The handkerchief has a traditional place of honor in the magician's bag of tricks. He may not always pull out the celebrated rabbit out of his hat, but he never fails to produce his colorful hankies. In fact, they have become such an integral part of his performance that we can no more imagine a magic show without hankies than a period play without costumes. We may not readily see the reason for this; but we don't have to, so long as the conjurer delights us (as he invariably does) with a spectacular exhibition of what he can accomplish with them. I'm not aware if the legendary Houdini ever exploited this marvelous material; but if he didn't, I can only say that probably he withheld from his admirers the full fruits of his genius.
Lost and found
In the preceding blog I had mentioned Mr. Borivoj Herzlik, an English professor from Brno who was teaching English and Czech to the Czech and Indian employees of the High Pressure Boiler Plant project near where I lived and worked as a railway officer.

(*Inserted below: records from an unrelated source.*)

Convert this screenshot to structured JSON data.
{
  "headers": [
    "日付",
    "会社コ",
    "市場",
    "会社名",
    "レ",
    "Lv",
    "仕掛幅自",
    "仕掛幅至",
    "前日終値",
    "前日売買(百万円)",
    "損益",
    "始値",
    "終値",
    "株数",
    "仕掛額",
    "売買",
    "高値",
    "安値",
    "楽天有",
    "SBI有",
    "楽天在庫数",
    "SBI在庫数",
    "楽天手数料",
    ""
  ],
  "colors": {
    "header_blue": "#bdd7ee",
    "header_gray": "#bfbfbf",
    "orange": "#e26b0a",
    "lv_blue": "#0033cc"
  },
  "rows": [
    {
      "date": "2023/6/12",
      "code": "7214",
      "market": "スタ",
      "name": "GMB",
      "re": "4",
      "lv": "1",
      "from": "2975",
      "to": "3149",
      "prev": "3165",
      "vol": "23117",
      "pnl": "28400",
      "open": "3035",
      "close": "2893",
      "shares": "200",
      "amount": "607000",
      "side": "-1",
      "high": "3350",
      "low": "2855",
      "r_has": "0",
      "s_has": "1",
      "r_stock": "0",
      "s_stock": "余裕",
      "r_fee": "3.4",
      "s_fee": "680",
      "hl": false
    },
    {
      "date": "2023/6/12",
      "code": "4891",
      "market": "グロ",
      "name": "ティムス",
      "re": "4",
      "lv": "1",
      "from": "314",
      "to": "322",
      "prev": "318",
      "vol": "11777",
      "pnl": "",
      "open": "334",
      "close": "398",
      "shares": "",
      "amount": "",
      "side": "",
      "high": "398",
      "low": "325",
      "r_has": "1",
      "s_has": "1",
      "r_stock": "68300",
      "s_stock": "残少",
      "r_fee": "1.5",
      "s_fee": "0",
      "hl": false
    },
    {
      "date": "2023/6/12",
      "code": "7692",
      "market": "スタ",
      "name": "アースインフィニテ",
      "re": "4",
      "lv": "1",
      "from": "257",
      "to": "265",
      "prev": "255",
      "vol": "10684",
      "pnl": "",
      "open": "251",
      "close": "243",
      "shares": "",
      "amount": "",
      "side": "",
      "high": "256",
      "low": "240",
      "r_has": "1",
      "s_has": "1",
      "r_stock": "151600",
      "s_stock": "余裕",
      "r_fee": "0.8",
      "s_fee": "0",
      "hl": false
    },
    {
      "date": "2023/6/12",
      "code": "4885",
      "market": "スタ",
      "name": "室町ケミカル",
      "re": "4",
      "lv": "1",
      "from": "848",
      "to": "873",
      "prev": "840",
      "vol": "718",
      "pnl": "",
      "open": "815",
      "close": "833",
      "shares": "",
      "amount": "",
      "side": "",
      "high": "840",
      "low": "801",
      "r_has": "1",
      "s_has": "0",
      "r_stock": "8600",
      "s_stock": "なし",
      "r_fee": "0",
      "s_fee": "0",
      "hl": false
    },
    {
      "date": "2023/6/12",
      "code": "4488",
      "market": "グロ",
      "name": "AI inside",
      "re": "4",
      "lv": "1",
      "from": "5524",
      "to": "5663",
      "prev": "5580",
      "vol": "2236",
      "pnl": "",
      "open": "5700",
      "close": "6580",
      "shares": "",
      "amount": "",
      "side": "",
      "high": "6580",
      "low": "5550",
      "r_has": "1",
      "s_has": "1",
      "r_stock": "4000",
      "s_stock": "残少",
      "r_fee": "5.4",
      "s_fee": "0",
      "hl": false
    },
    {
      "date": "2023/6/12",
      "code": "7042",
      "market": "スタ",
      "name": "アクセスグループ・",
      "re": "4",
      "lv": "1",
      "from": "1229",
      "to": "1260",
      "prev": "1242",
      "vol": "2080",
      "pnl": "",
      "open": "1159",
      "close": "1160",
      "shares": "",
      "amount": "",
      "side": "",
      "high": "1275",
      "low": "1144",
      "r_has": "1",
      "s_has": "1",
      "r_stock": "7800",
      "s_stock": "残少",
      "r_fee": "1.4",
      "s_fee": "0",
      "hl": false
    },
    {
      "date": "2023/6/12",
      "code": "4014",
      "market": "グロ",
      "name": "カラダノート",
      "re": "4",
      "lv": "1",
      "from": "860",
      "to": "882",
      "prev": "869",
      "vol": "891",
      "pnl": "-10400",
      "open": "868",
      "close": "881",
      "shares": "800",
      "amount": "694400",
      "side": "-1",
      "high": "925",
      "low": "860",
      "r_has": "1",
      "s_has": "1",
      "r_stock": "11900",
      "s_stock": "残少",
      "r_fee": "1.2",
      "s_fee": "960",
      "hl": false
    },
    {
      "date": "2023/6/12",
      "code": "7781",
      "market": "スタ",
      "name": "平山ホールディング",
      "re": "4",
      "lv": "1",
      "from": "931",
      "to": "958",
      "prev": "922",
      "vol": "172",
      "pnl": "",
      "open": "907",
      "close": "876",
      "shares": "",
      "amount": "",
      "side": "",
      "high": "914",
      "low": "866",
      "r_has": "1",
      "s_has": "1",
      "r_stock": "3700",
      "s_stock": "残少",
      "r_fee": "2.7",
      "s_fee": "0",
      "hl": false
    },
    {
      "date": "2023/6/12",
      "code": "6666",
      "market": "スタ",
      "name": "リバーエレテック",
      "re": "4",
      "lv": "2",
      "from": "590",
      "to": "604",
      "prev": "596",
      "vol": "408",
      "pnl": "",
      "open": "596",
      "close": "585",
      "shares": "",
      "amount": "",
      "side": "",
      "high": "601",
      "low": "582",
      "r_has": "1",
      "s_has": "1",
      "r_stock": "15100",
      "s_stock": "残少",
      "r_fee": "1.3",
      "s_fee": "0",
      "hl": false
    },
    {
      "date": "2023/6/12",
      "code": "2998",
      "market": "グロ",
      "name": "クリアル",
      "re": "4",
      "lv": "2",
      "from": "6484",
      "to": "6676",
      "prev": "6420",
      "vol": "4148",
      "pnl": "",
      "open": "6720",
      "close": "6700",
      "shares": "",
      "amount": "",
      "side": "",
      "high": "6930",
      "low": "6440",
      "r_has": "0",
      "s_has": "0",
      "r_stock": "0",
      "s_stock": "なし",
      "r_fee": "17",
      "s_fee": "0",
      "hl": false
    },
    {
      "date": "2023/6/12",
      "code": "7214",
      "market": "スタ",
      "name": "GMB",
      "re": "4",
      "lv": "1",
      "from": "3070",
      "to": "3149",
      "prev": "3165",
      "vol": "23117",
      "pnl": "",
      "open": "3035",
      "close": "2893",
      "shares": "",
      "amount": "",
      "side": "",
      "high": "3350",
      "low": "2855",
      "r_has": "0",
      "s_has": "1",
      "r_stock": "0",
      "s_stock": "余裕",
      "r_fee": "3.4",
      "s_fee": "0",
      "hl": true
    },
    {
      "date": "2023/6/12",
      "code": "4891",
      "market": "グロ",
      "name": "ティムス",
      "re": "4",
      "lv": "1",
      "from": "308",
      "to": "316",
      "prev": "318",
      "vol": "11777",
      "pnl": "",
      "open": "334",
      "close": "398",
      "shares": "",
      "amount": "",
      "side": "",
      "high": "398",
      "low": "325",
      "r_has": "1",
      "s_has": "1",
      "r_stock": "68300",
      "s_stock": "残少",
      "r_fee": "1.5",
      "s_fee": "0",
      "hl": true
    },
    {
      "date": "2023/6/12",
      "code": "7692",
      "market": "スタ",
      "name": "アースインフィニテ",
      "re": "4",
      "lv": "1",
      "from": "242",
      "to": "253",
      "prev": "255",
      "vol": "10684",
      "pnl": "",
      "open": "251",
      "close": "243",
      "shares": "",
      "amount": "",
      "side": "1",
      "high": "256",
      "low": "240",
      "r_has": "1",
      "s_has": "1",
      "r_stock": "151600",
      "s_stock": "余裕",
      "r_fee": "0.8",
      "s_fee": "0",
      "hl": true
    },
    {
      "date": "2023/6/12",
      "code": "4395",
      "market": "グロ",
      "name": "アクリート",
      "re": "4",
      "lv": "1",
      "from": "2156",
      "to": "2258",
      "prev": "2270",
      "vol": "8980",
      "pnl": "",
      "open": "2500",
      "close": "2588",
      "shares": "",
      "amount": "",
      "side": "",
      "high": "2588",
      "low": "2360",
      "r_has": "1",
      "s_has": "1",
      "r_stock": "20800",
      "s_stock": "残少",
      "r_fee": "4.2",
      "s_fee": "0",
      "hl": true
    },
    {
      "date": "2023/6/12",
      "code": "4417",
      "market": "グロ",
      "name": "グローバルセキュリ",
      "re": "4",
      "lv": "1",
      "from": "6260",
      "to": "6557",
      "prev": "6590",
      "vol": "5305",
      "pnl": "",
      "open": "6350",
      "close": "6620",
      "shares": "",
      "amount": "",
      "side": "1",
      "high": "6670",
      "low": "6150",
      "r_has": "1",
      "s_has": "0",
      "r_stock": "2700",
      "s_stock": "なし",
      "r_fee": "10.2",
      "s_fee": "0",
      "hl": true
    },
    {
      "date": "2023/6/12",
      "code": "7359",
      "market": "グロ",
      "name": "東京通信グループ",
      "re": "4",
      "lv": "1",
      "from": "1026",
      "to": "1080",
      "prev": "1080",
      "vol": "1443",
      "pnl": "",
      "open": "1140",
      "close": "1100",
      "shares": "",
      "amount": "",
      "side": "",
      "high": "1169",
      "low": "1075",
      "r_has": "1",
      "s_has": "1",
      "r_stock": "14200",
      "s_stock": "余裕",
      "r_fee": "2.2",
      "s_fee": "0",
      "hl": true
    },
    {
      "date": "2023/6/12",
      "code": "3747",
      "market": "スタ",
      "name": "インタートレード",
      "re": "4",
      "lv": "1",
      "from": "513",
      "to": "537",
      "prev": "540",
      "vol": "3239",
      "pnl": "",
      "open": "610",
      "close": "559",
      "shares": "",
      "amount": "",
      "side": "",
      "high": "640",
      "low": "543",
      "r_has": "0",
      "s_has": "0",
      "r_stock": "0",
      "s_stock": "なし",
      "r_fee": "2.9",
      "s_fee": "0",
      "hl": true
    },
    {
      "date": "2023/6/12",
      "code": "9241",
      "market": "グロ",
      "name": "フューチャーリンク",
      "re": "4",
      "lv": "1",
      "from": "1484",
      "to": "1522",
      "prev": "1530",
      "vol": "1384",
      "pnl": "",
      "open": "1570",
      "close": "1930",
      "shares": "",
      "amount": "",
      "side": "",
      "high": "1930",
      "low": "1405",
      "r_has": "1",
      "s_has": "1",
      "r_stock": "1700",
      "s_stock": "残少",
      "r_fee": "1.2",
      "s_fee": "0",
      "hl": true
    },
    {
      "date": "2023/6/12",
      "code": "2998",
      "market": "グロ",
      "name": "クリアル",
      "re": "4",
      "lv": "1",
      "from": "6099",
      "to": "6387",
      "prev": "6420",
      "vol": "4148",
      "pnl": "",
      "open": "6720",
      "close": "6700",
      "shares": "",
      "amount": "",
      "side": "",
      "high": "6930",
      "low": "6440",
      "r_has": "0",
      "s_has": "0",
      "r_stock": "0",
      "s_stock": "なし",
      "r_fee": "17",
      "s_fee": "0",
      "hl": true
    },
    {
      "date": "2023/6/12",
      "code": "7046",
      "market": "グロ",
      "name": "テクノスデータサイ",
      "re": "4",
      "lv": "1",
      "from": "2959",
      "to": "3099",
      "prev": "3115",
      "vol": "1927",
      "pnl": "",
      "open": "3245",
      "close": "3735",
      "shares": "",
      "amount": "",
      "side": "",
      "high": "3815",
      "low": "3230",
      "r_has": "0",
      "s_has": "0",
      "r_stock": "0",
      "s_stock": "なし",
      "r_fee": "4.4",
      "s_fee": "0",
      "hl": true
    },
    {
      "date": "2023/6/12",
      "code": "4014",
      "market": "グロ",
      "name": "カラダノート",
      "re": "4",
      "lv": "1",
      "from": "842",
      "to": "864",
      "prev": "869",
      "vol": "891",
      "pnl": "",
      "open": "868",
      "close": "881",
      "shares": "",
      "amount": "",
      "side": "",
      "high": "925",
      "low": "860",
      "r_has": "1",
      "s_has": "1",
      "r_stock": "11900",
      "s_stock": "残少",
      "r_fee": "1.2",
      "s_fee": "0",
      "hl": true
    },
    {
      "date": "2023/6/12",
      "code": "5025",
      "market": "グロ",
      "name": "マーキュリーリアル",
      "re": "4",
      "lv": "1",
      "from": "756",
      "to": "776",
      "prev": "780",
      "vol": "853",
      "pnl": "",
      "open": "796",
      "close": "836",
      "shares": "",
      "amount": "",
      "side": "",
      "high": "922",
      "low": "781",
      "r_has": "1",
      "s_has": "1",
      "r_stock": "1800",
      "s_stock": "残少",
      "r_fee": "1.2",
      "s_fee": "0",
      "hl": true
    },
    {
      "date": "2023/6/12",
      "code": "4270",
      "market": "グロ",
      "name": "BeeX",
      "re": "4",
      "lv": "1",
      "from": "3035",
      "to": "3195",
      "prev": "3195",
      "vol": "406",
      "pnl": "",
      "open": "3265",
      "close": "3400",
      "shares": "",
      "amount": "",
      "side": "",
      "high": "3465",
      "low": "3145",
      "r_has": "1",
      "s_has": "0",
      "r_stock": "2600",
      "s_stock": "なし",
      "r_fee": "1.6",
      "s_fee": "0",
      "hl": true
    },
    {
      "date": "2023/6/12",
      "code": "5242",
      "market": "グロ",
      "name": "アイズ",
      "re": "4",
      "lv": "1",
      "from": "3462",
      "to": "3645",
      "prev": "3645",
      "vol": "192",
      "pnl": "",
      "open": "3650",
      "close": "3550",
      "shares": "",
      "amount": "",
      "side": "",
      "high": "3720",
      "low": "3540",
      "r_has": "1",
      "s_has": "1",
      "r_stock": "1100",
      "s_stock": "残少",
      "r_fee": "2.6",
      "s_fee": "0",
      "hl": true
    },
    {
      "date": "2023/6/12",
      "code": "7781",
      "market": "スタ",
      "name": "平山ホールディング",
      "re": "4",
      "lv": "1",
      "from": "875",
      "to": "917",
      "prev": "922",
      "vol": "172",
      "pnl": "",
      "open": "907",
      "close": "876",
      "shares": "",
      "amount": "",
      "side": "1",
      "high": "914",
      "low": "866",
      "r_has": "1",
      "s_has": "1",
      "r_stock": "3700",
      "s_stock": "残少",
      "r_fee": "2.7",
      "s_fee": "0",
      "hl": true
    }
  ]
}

There were two sides to our friendship: he taught me some elementary but excellent Czech in his home in the week-ends, and was also an earnest reader of my essays in THE HINDU.
When I met him in the evening on a Sunday when this article had appeared in the morning paper, he showed me an old handkerchief and said he had found it on his sofa a couple of months earlier, and was trying to figure out to which guest he should return it. "And when I read your article this morning, I thought it must be yours!" he said. As, indeed, it was.